I can hear the sound of pencils being sharpened, of keyboards being thumped indignantly, of conclusions being drawn and of calls for "they" (the ever-anonymous "authorities") to do something.
Prices. Give me strength. The UK Post Office has issued its annual worldwide holiday costs barometer, the needle edging ever higher until the barometer bursts with the rising pressure of a correspondent letting off steam with a shout of Mallorca's so expensive.
Mallorca, according to the Post Office's survey, stands at number 14 in a list of 36 destinations. There are two ways of looking at this. Mallorca is either the fourteenth cheapest place in the world or it is the twenty-third most expensive. The damning evidence, if you want to call it this, is that Portugal and Spain top the list of the cheapest destinations. How can Mallorca be more expensive than Spain? Must be because it's a rip-off. So will go the conclusions. Presumably, similar hackles are being raised in Tenerife which comes in at number nineteen on the list. Perhaps there is something to do with islands. And what might that be?

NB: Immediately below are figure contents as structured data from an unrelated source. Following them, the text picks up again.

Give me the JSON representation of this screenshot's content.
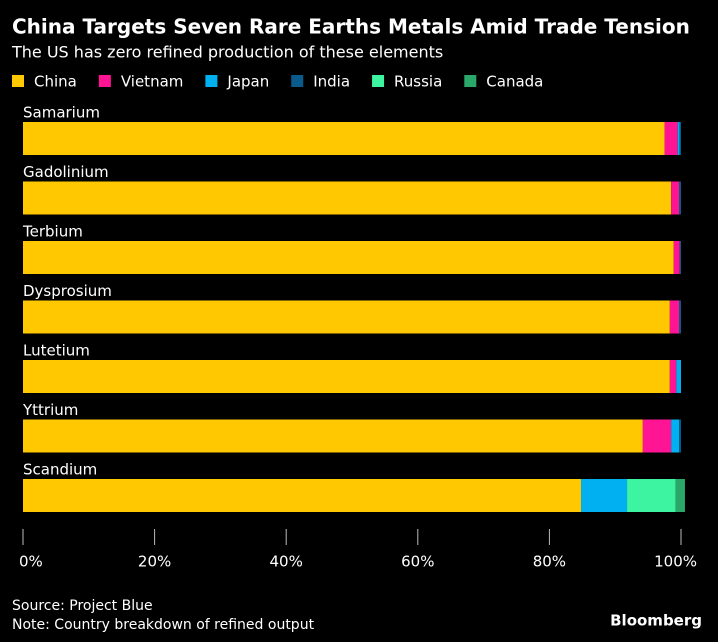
{
  "chart_data": {
    "type": "bar",
    "orientation": "horizontal",
    "stacked": true,
    "title": "China Targets Seven Rare Earths Metals Amid Trade Tension",
    "subtitle": "The US has zero refined production of these elements",
    "categories": [
      "Samarium",
      "Gadolinium",
      "Terbium",
      "Dysprosium",
      "Lutetium",
      "Yttrium",
      "Scandium"
    ],
    "series": [
      {
        "name": "China",
        "color": "#ffc800",
        "values": [
          97.5,
          98.5,
          98.9,
          98.3,
          98.3,
          94.2,
          84.8
        ]
      },
      {
        "name": "Vietnam",
        "color": "#ff1493",
        "values": [
          2,
          1.2,
          0.9,
          1.4,
          1,
          4.3,
          0
        ]
      },
      {
        "name": "Japan",
        "color": "#00b0f0",
        "values": [
          0.3,
          0,
          0,
          0,
          0.7,
          1.2,
          7
        ]
      },
      {
        "name": "India",
        "color": "#0a5a8c",
        "values": [
          0.2,
          0.3,
          0.2,
          0.3,
          0,
          0.3,
          0
        ]
      },
      {
        "name": "Russia",
        "color": "#3df5a0",
        "values": [
          0,
          0,
          0,
          0,
          0,
          0,
          7.4
        ]
      },
      {
        "name": "Canada",
        "color": "#2aa86a",
        "values": [
          0,
          0,
          0,
          0,
          0,
          0,
          1.4
        ]
      }
    ],
    "xlim": [
      0,
      100
    ],
    "xticks": [
      {
        "value": 0,
        "label": "0%"
      },
      {
        "value": 20,
        "label": "20%"
      },
      {
        "value": 40,
        "label": "40%"
      },
      {
        "value": 60,
        "label": "60%"
      },
      {
        "value": 80,
        "label": "80%"
      },
      {
        "value": 100,
        "label": "100%"
      }
    ],
    "source": "Source: Project Blue",
    "note": "Note: Country breakdown of refined output",
    "credit": "Bloomberg"
  }
}
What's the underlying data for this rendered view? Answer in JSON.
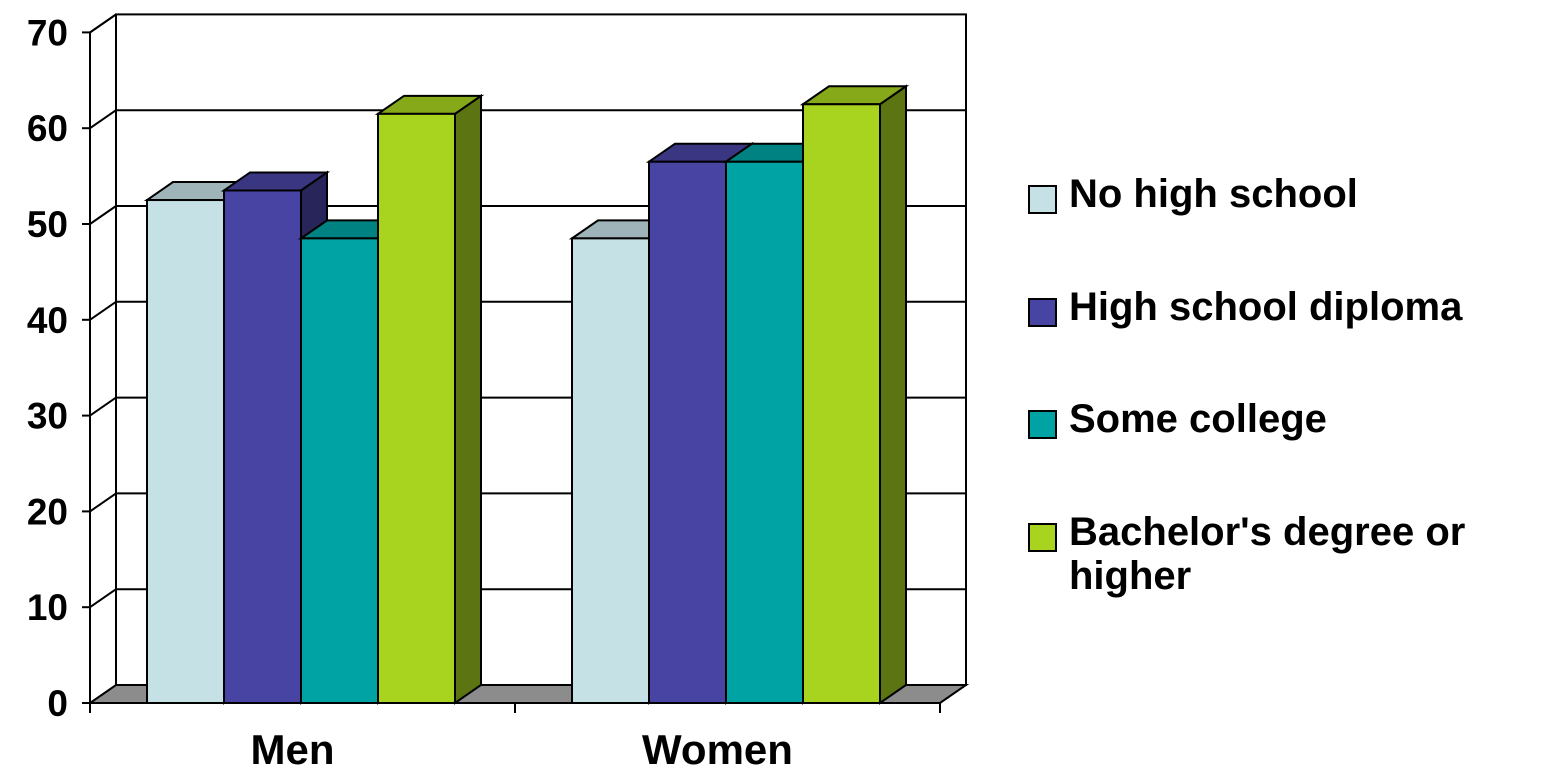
{
  "chart_data": {
    "type": "bar",
    "categories": [
      "Men",
      "Women"
    ],
    "series": [
      {
        "name": "No high school",
        "values": [
          52.5,
          48.5
        ],
        "color": "#c5e1e6"
      },
      {
        "name": "High school diploma",
        "values": [
          53.5,
          56.5
        ],
        "color": "#4844a3"
      },
      {
        "name": "Some college",
        "values": [
          48.5,
          56.5
        ],
        "color": "#00a3a3"
      },
      {
        "name": "Bachelor's degree or higher",
        "values": [
          61.5,
          62.5
        ],
        "color": "#a8d31f"
      }
    ],
    "yticks": [
      "0",
      "10",
      "20",
      "30",
      "40",
      "50",
      "60",
      "70"
    ],
    "ylim": [
      0,
      70
    ],
    "grid": true,
    "legend_position": "right",
    "title": "",
    "xlabel": "",
    "ylabel": ""
  }
}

Let's get some perspective. With the exception of Bulgaria (number four), other non-Iberian competitors to Mallorca are, if one accepts the Post Office's findings, about as expensive or about as cheap - Croatia and Cyprus fractionally cheaper, Greece and Turkey fractionally more expensive.
The other perspective that is necessary is to understand how this survey is compiled. The trouble is that the Post Office doesn't say. If you go to its website, you will find the full results, but nothing about the methodology, save for the basket of goods that form the basis of the comparison. And one other thing. As a footnote, it says that prices are supplied by tourist offices with certain exceptions. Information for Mallorca comes from a villa agency. Why? I honestly couldn't say.
Unless you know the precise way in which this survey is conducted, you can make all manner of assumptions. The villa agency in question is a highly reputable operation. It specialises in luxury villas. Of its thirteen properties in Mallorca, eleven are in Pollensa. Let's just assume for one moment that information on prices is taken locally - in Pollensa town. It is not hard to imagine that these might be a tad higher than they are in, say, Puerto Alcúdia or Magalluf.
Mallorca languishes twelve places below Spain in this survey. But what is meant by Spain? Make another assumption. Benidorm. Anyone can tell you that Benidorm has a reputation for being cheap. Naff cheap, inexpensive cheap. Potentially, therefore, you have a polarity in terms of market; the economy variety of Benidorm and the luxury end of Pollensa. Chalk and cheese. One of the greatest disparities between Mallorca and Spain, says the survey, is the cost of a three-course meal with wine for two, a twelve euro difference. So what? It's eminently possible, just as it's eminently possible to pay the lower Spanish amount in Mallorca.
Everything depends, just as President Zapatero's famous 80 cent coffee depended. Another item from the survey is the cost of factor-15 sun cream. It's way higher in Mallorca than in Spain, by almost seven euros. And? Is this the same brand, the same supermarket chain? Perhaps it is, in which case there is a legitimate question to be asked as to why it costs that much more. But perhaps it isn't. You don't know, because the survey doesn't tell you. Nor do you know what size the bottle of sun cream is. There is a factor 15 sitting in my bathroom. It still has its price sticker. 3.99 euros. From the German Müller store in Alcúdia. Is this evidence of something being cheaper than the 4.42 euros on the mainland of Spain? No, it is evidence of one product at one store in one location costing one particular price. See, it all depends.
Price comparison surveys of this type need to be treated with scepticism, taken with a pinch of salt that probably costs more in Mallorca than on the mainland. They can be indicative of prices, but the surveys themselves vary. One from last year (Skyscanner's) made Cyprus the cheapest holiday destination in Europe. Yet it is thirteenth in the Post Office's worldwide survey, one place above Mallorca. Another, that from Thomas Cook, placed the Balearics seventh - behind Egypt, Turkey and the Canaries. But these are all more expensive, according to the Post Office.
Rigorously scientific these surveys tend not to be. They are unverified snapshots, they provide a talking-point, but that's about it. And there is often another reason for their being produced. The Post Office sells currency, a point it makes on its survey.